Frage: Warum hat dann Papst Benedikt XVI. 2007 mit dem Motu proprio "Summorum Pontificum" die außerordentliche Form der Messe gestärkt?

Gerhards: Papst Benedikt XVI. versuchte mit einem weitgehenden Entgegenkommen die Befürworter der alten lateinischen Messe wieder einzubinden, was ja nicht gelungen ist. Der Papst selber war in dieser Frage immer gespalten, er hat ein großes Faible für diese Dinge gehabt, auch weil sein Bruder Georg Ratzinger immer die alte Form vorgezogen hat. Es war ja auch richtig, dass Benedikt uns daran erinnerte, diese Form noch einmal genauer anzuschauen. Wenn man Freiräume einräumt – früher war alles bis ins kleinste Detail festgelegt -, können die auch missbraucht werden. Bei der Liturgiereform der späten 1960er Jahre wurde vieles nicht gesehen. Heute sagen uns die Ritualstudien, dass ein Ritus nur zum geringen Teil durch das Wort wirkt und zum Hauptteil durch Zeichen, Symbole und Handlungen.

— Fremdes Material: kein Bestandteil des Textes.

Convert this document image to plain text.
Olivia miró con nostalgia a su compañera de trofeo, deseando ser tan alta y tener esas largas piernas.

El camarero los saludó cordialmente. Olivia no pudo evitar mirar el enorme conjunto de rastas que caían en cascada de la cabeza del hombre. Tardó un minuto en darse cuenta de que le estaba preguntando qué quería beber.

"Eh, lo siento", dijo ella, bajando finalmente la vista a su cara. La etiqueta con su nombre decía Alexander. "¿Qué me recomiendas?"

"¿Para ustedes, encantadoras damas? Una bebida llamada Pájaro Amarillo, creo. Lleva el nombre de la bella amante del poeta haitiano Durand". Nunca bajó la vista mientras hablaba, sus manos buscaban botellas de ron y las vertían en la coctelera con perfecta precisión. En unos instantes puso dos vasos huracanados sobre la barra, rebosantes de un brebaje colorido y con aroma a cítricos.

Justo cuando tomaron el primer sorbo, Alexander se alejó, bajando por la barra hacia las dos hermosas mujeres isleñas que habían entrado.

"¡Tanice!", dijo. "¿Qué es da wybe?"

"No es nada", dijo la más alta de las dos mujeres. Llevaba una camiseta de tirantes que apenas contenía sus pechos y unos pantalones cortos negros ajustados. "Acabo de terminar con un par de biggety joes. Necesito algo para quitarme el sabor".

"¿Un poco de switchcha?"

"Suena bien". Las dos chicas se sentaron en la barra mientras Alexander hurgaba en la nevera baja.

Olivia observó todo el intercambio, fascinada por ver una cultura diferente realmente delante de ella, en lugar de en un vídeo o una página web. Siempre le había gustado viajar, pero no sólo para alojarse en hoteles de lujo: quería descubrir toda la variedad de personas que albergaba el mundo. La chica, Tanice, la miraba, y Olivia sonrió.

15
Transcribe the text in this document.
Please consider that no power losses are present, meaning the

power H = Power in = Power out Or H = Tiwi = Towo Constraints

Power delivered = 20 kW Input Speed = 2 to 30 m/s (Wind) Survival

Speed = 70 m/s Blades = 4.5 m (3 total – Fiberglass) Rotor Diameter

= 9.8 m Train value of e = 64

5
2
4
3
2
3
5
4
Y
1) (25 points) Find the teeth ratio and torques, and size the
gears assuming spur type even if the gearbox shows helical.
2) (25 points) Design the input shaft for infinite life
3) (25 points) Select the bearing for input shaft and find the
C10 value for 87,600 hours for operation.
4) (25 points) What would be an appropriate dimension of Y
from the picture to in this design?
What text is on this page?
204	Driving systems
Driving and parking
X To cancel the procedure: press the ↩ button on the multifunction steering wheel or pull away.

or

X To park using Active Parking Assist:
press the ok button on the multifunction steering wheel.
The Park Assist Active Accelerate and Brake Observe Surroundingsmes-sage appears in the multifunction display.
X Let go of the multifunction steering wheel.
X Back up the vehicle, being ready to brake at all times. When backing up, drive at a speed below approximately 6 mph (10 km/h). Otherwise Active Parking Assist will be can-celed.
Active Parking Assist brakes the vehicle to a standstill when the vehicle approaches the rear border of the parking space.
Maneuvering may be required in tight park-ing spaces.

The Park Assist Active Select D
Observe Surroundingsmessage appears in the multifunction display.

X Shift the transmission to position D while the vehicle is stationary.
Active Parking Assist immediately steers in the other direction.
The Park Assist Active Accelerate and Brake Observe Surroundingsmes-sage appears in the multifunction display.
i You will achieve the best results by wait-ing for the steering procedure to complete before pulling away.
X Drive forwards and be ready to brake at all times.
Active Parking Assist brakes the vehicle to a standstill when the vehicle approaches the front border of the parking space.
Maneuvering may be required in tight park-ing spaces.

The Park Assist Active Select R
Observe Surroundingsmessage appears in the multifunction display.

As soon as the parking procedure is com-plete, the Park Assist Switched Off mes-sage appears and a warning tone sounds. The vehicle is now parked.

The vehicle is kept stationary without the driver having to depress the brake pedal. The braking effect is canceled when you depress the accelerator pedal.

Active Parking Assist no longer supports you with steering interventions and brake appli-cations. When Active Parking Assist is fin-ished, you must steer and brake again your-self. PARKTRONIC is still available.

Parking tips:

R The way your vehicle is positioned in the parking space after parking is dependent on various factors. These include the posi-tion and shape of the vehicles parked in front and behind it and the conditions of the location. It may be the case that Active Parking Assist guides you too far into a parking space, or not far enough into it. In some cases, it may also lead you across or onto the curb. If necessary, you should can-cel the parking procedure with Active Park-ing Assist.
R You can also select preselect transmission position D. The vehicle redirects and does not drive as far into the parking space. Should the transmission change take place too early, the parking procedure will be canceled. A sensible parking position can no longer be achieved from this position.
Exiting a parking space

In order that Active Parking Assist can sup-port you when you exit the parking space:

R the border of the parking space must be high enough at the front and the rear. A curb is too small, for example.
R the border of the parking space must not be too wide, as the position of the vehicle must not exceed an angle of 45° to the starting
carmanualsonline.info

Und deshalb können wir aus der Distanz von 50 Jahren manches von dem in die Grundform wieder eintragen, das damals im Eifer des Gefechts verloren gegangen ist.

„Das neue Gotteslob ist ein Buch mit sehr vielen neuen und guten Anregungen und Möglichkeiten.“

—  Zitat: Albert Gerhards

Frage: Zum Thema Handeln: Wie wichtig ist es, dass Gottesdienstbesucher auch mitmachen?

Gerhards: Die Liturgie hat zwei Pole: den göttlichen Pol, die Heilsgeschichte mit dem Pascha-Mysterium, Tod und Auferstehung Jesu, und die tätige Teilnahme seitens der Menschen, die aber nicht aktionistisch gemeint ist. Der Weltkatechismus betont, dass die Gemeinde das heilige Geschehen trägt, und das muss auch zeichenhaft zum Ausdruck kommen. Das ist eine Bedingung, die manchen Menschen, für die eher die kulturelle Institution Liturgie im Zentrum steht, ein Dorn im Auge ist. Sie wollen die Liturgie eher über sich ergehen lassen und sich nicht wirklich hineinnehmen lassen in dieses heilige Geschehen. Gottesdienst ist ein Austausch zwischen Mensch und Gott, in dem jeder und jede selbst gefordert ist im Bekenntnis und in Akten der liturgischen Teilnahme.

Frage: Wie schätzen Sie das neue Gotteslob für die Liturgiefeier des frühen dritten Jahrtausends ein?

Gerhards: Es ist ein großer Wurf! Der einzige Wermutstropfen für mich ist, dass die neue, viel bessere Psalmenübersetzung noch nicht drin ist, aber vielleicht wird das noch nachgebessert. Insgesamt ist das ein gewaltiger Schritt. Man hat aus den Schwächen des ersten Gotteslob – das insgesamt auch gut war – gelernt. Es ist ökumenischer, vielfältiger und mit Volksliedgut wie "Der Mond ist aufgegangen" eine Art "katholisches Hausbuch" geworden. Das neue Gotteslob ist ein Buch mit sehr vielen neuen und guten Anregungen und Möglichkeiten.

Das Interview führte Agathe Lukassek

Hintergrund

Die wohl einschneidendste Veränderung im Leben der katholischen Kirche seit dem Zweiten Weltkrieg jährt sich zum 50. Mal. Am 4. Dezember 1963 verkündete Papst Paul VI. die Liturgiekonstitution "Sacrosanctum Concilium". Das Dokument schrieb die Grundlagen für eine Reform der Messfeier sowie anderer gottesdienstlicher Riten fest.